The Supreme Court of Canada has rejected CP Rail's plans to develop the Arbutus Corridor that cuts through Vancouver's westside.

Rail operations along the Arbutus line came to a halt back in 1999, but the City of Vancouver had enacted a bylaw years before that designating the right-of-way as a greenway and car-free transportation corridor.

The city envisioned a streetcar or cycle paths along the 11-kilometre strip of land, which stretches from First Avenue to Southwest Marine Drive – and is wide enough for double or single lots.

The CPR, which has owned the right-of-way for 120 years, saw the property as having the potential for a mix of commercial and residential development.

The company has been in court for the past five years challenging the bylaw – first in the B.C. Supreme Court where it won. That decision was later overturned by the B.C. Court of Appeal.

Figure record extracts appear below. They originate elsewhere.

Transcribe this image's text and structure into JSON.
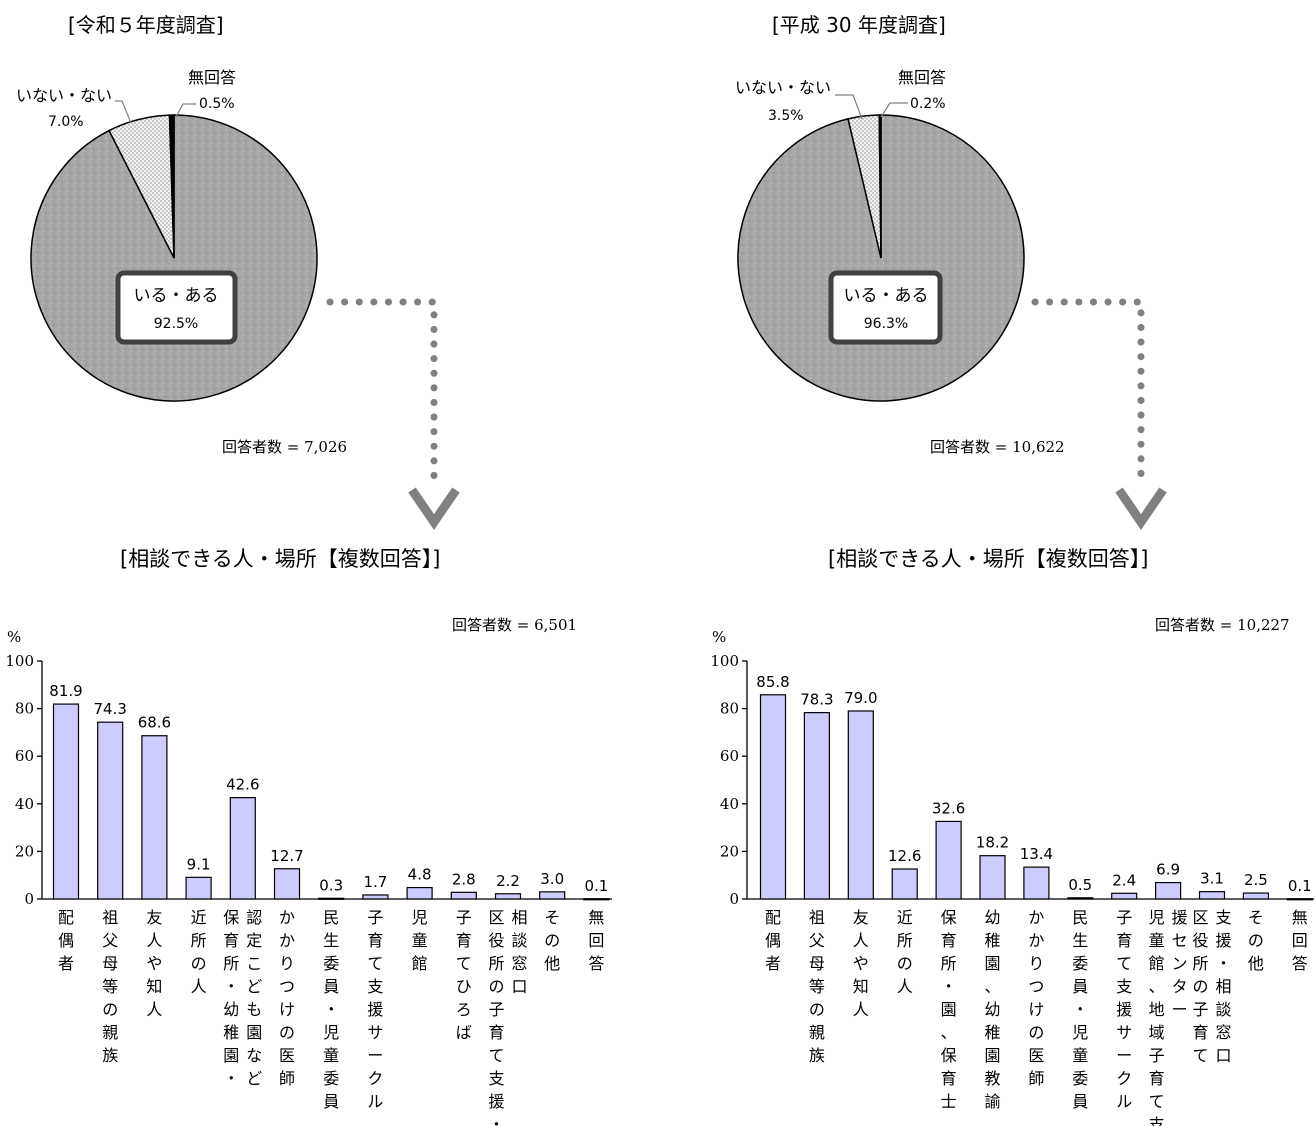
{
  "colors": {
    "pie_main": "#a6a6a6",
    "pie_secondary": "#ececec",
    "pie_no_answer": "#000000",
    "bar_fill": "#ccccff",
    "bar_stroke": "#000000",
    "arrow": "#808080",
    "label_box_border": "#404040"
  },
  "chart_data": [
    {
      "type": "pie",
      "title": "[令和５年度調査]",
      "respondents_note": "回答者数 = 7,026",
      "slices": [
        {
          "name": "いる・ある",
          "value": 92.5,
          "label": "92.5%"
        },
        {
          "name": "いない・ない",
          "value": 7.0,
          "label": "7.0%"
        },
        {
          "name": "無回答",
          "value": 0.5,
          "label": "0.5%"
        }
      ]
    },
    {
      "type": "pie",
      "title": "[平成 30 年度調査]",
      "respondents_note": "回答者数 = 10,622",
      "slices": [
        {
          "name": "いる・ある",
          "value": 96.3,
          "label": "96.3%"
        },
        {
          "name": "いない・ない",
          "value": 3.5,
          "label": "3.5%"
        },
        {
          "name": "無回答",
          "value": 0.2,
          "label": "0.2%"
        }
      ]
    },
    {
      "type": "bar",
      "title": "[相談できる人・場所【複数回答】]",
      "respondents_note": "回答者数 = 6,501",
      "ylabel": "%",
      "ylim": [
        0,
        100
      ],
      "yticks": [
        "0",
        "20",
        "40",
        "60",
        "80",
        "100"
      ],
      "categories": [
        "配偶者",
        "祖父母等の親族",
        "友人や知人",
        "近所の人",
        "認定こども園など保育所・幼稚園・",
        "かかりつけの医師",
        "民生委員・児童委員",
        "子育て支援サークル",
        "児童館",
        "子育てひろば",
        "相談窓口区役所の子育て支援・",
        "その他",
        "無回答"
      ],
      "category_lines": [
        [
          "配偶者"
        ],
        [
          "祖父母等の親族"
        ],
        [
          "友人や知人"
        ],
        [
          "近所の人"
        ],
        [
          "認定こども園など",
          "保育所・幼稚園・"
        ],
        [
          "かかりつけの医師"
        ],
        [
          "民生委員・児童委員"
        ],
        [
          "子育て支援サークル"
        ],
        [
          "児童館"
        ],
        [
          "子育てひろば"
        ],
        [
          "相談窓口",
          "区役所の子育て支援・"
        ],
        [
          "その他"
        ],
        [
          "無回答"
        ]
      ],
      "values": [
        81.9,
        74.3,
        68.6,
        9.1,
        42.6,
        12.7,
        0.3,
        1.7,
        4.8,
        2.8,
        2.2,
        3.0,
        0.1
      ],
      "value_labels": [
        "81.9",
        "74.3",
        "68.6",
        "9.1",
        "42.6",
        "12.7",
        "0.3",
        "1.7",
        "4.8",
        "2.8",
        "2.2",
        "3.0",
        "0.1"
      ]
    },
    {
      "type": "bar",
      "title": "[相談できる人・場所【複数回答】]",
      "respondents_note": "回答者数 = 10,227",
      "ylabel": "%",
      "ylim": [
        0,
        100
      ],
      "yticks": [
        "0",
        "20",
        "40",
        "60",
        "80",
        "100"
      ],
      "categories": [
        "配偶者",
        "祖父母等の親族",
        "友人や知人",
        "近所の人",
        "保育所・園、保育士",
        "幼稚園、幼稚園教諭",
        "かかりつけの医師",
        "民生委員・児童委員",
        "子育て支援サークル",
        "援センター児童館、地域子育て支",
        "支援・相談窓口区役所の子育て",
        "その他",
        "無回答"
      ],
      "category_lines": [
        [
          "配偶者"
        ],
        [
          "祖父母等の親族"
        ],
        [
          "友人や知人"
        ],
        [
          "近所の人"
        ],
        [
          "保育所・園、保育士"
        ],
        [
          "幼稚園、幼稚園教諭"
        ],
        [
          "かかりつけの医師"
        ],
        [
          "民生委員・児童委員"
        ],
        [
          "子育て支援サークル"
        ],
        [
          "援センター",
          "児童館、地域子育て支"
        ],
        [
          "支援・相談窓口",
          "区役所の子育て"
        ],
        [
          "その他"
        ],
        [
          "無回答"
        ]
      ],
      "values": [
        85.8,
        78.3,
        79.0,
        12.6,
        32.6,
        18.2,
        13.4,
        0.5,
        2.4,
        6.9,
        3.1,
        2.5,
        0.1
      ],
      "value_labels": [
        "85.8",
        "78.3",
        "79.0",
        "12.6",
        "32.6",
        "18.2",
        "13.4",
        "0.5",
        "2.4",
        "6.9",
        "3.1",
        "2.5",
        "0.1"
      ]
    }
  ]
}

Arbutus Corridor looking north from King Edward.
(Courtesy: City of Vancouver)
Now, the country's highest court has upheld the bylaw, saying it is within the city's legal rights.

This means CP Rail, which still owns the land, can't subdivide or develop the corridor. And the city doesn't have to compensate the railway for lost revenue.

The decision is also a victory for environmentalists, who have promoted the idea of a bike path along the corridor. It also opens the possibility of future rapid transit along the line.

It appears that the CPR may have been anticipating a victory in the high court. It had begun a series of public meetings and workshops soliciting ideas on how the corridor could be developed.